10. In your answers to this question, the elements of each matrix should be expressed in exact form in surds where necessary.

The transformation $U$, represented by the $2 \times 2$ matrix $\mathbf { P }$, is a rotation through $45 ^ { \circ }$ anticlockwise about the origin.
\begin{enumerate}[label=(\alph*)]
\item Write down the matrix $\mathbf { P }$.

The transformation $V$, represented by the $2 \times 2$ matrix $\mathbf { Q }$, is a rotation through $60 ^ { \circ }$ anticlockwise about the origin.
\item Write down the matrix $\mathbf { Q }$.

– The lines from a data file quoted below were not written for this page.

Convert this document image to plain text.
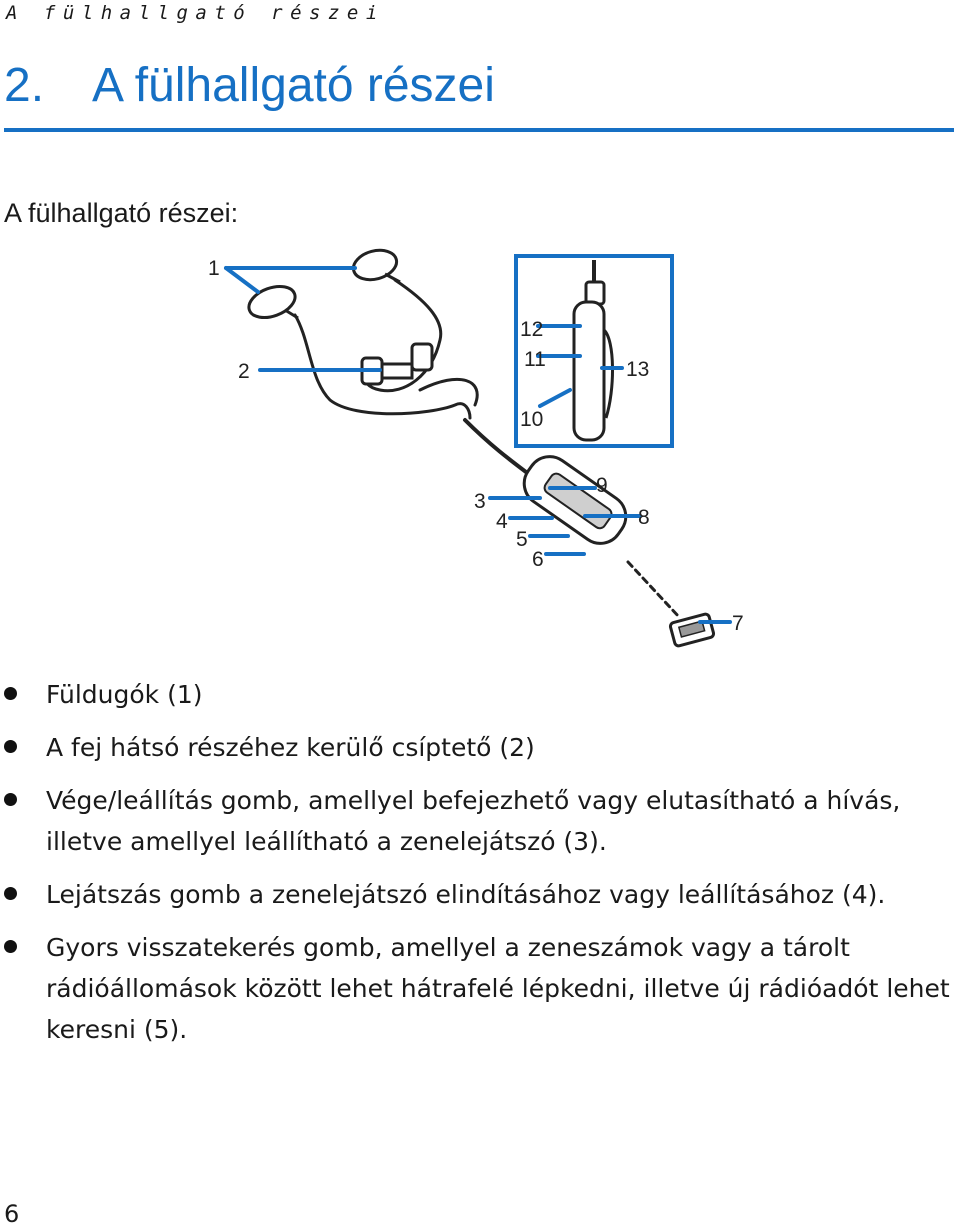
A fülhallgató részei
2. A fülhallgató részei
A fülhallgató részei:
1
2
3
4
5
6
7
8
9
10
11
12
13
Füldugók (1)
A fej hátsó részéhez kerülő csíptető (2)
Vége/leállítás gomb, amellyel befejezhető vagy elutasítható a hívás, illetve amellyel leállítható a zenelejátszó (3).
Lejátszás gomb a zenelejátszó elindításához vagy leállításához (4).
Gyors visszatekerés gomb, amellyel a zeneszámok vagy a tárolt rádióállomások között lehet hátrafelé lépkedni, illetve új rádióadót lehet keresni (5).
6
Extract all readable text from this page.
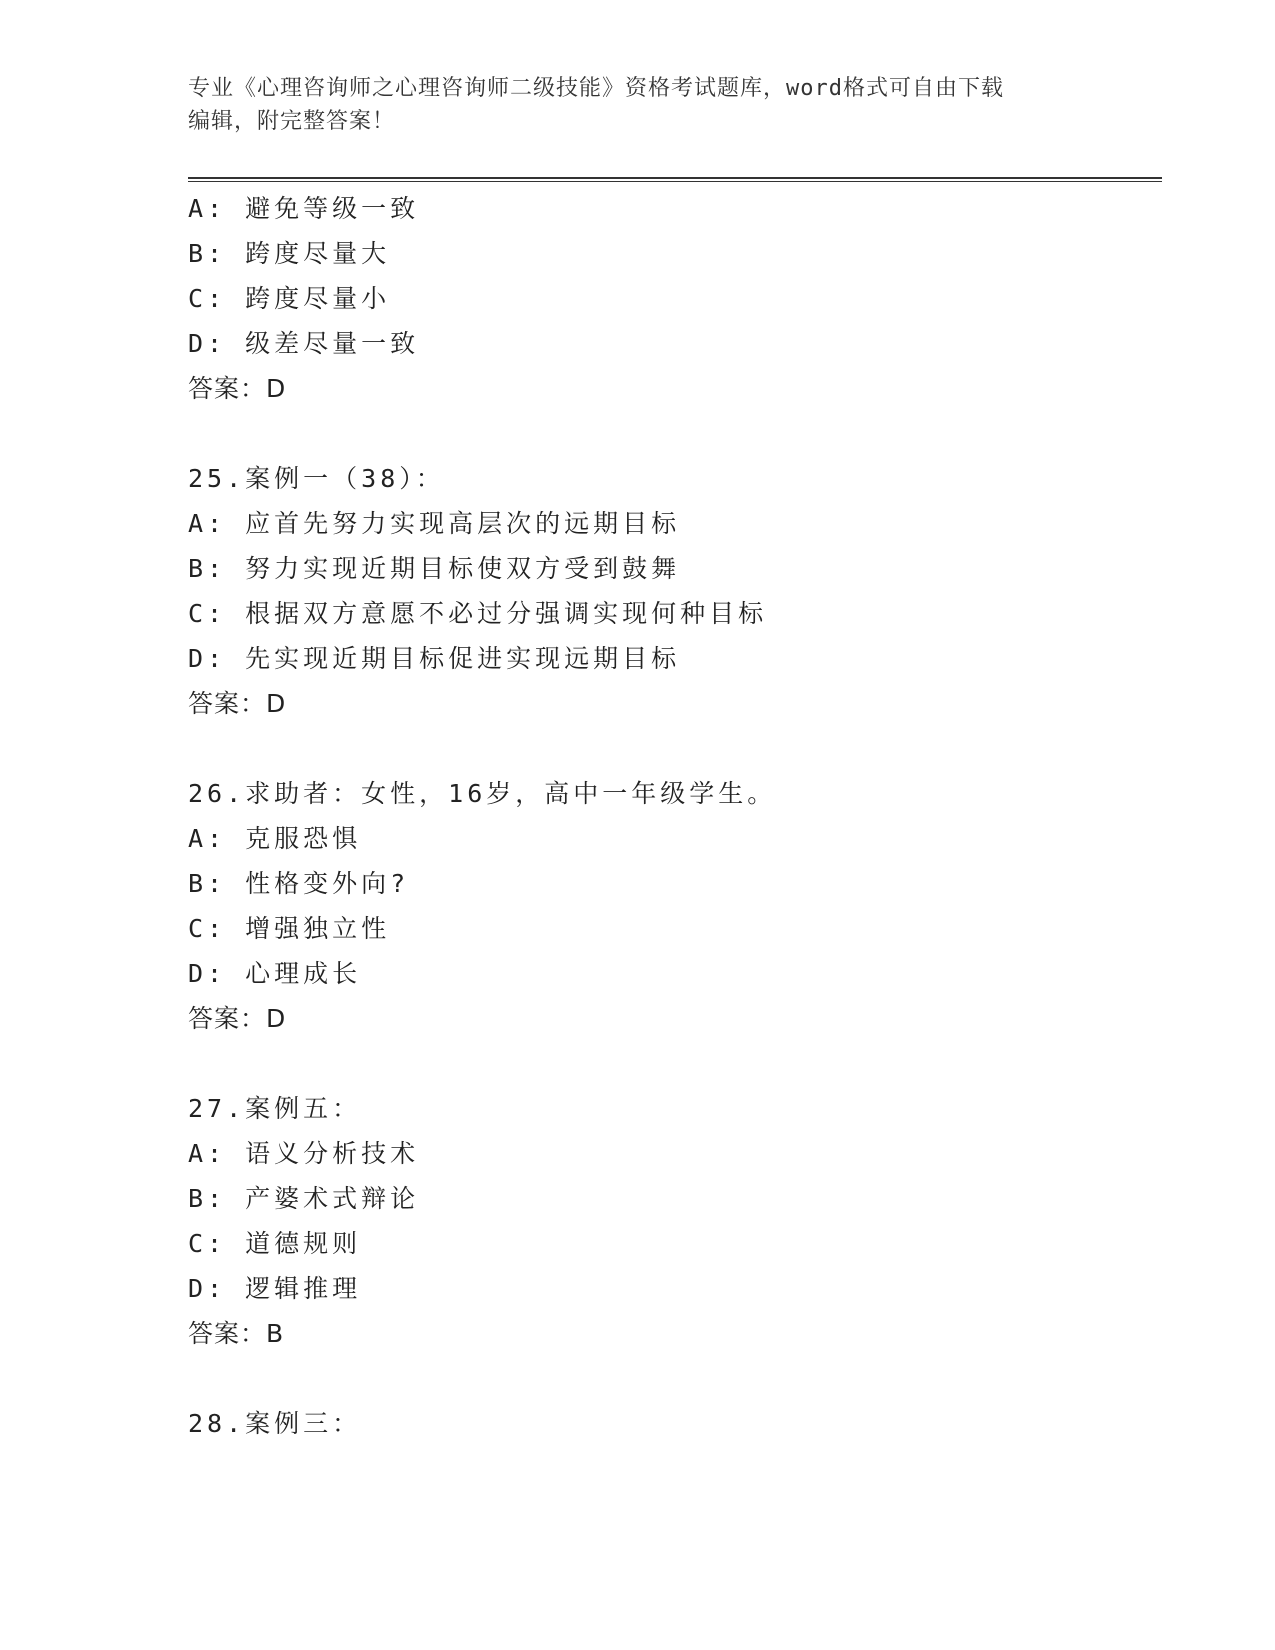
专业《心理咨询师之心理咨询师二级技能》资格考试题库，word格式可自由下载
编辑，附完整答案！
A: 避免等级一致
B: 跨度尽量大
C: 跨度尽量小
D: 级差尽量一致
答案：D
25.案例一（38）：
A: 应首先努力实现高层次的远期目标
B: 努力实现近期目标使双方受到鼓舞
C: 根据双方意愿不必过分强调实现何种目标
D: 先实现近期目标促进实现远期目标
答案：D
26.求助者：女性，16岁，高中一年级学生。
A: 克服恐惧
B: 性格变外向?
C: 增强独立性
D: 心理成长
答案：D
27.案例五：
A: 语义分析技术
B: 产婆术式辩论
C: 道德规则
D: 逻辑推理
答案：B
28.案例三：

The transformation $U$ followed by the transformation $V$ is the transformation $T$. The transformation $T$ is represented by the matrix $\mathbf { R }$.
\item Use your matrices from parts (a) and (b) to find the matrix $\mathbf { R }$.
\item Give a full geometric description of $T$ as a single transformation.
\item Deduce from your answers to parts (c) and (d) that $\sin 75 ^ { \circ } = \frac { 1 + \sqrt { 3 } } { 2 \sqrt { 2 } }$ and find the\\
exact value of $\cos 75 ^ { \circ }$, explaining your answers fully.
\end{enumerate}

\hfill \mbox{\textit{Edexcel F1 2017 Q10 [9]}}